I would have loved to see the novel open with Kathy, explain in a mysterious way who she was and what she does and then flip to the town where the chapters about the residents were more streamlined towards the overall point of the plot. There was a lot of telling instead of showing in this novel, which is one of my biggest writing pet peeves. A chapter about a character would be 90% thoughts in their head, half of it totally unnecessary to moving the plot forward.

cbc kc GIF by Kim's Convenience

It felt like I was reading the first draft of a novel that still needed to be edited and reworked, instead of something ready to be published. That’s kind of a bummer because there was something really great about the concept for this, it just took a misstep when it came to actually putting the idea into the framework of a novel that flowed.

If the writing had been cleaner and the plotting more dynamic, specifically in the case of the main character Kathy, I would have liked this a lot more than I did. But I’m still interested to read more about Kathy Ryan because “female supernatural doctor” is a fucking cool job.

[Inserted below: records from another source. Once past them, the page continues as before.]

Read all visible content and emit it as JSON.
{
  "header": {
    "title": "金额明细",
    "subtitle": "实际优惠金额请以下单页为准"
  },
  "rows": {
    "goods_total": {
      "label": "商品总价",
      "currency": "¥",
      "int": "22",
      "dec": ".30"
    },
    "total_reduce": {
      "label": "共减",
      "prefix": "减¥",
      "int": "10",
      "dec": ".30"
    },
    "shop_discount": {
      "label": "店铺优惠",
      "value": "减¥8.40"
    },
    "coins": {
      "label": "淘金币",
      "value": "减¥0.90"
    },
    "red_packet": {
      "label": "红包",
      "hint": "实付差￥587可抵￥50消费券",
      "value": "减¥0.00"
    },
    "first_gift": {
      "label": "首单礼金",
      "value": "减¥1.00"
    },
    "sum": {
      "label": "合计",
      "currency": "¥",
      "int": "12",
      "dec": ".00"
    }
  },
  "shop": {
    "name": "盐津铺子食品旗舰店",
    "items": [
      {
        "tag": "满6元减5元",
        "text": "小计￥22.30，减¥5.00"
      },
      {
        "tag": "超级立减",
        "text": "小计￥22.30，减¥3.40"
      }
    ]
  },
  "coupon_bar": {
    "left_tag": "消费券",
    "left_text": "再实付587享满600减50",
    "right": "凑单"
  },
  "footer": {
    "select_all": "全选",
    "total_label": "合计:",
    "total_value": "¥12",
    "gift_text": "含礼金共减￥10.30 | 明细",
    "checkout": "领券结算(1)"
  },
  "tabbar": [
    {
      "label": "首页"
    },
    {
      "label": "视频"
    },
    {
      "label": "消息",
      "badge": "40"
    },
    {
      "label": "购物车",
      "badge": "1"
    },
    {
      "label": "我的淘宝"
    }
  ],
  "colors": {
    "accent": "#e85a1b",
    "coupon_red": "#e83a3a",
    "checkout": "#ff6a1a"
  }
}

Thank you for coming to my TedTalk.

🔪🔪🔪


Occult specialist Kathy Ryan returns in this thrilling novel of paranormal horror from Mary SanGiovanni, the author of Chills.

Some doors should never be opened . . .

In the rural town of Zarepath, deep in the woods on the border of New Jersey and Pennsylvania, stands the Door. No one knows where it came from, and no one knows where it leads. For generations, folks have come to the Door seeking solace or forgiveness. They deliver a handwritten letter asking for some emotional burden to be lifted, sealed with a mixture of wax and their own blood, and slide it beneath the Door. Three days later, their wish is answeredfor better or worse.

Kari is a single mother, grieving over the suicide of her teenage daughter. She made a terrible mistake, asking the powers beyond the Door to erase the memories of her lost child. And when she opened the Door to retrieve her letter, she unleashed every sin, secret, and spirit ever trapped on the other side.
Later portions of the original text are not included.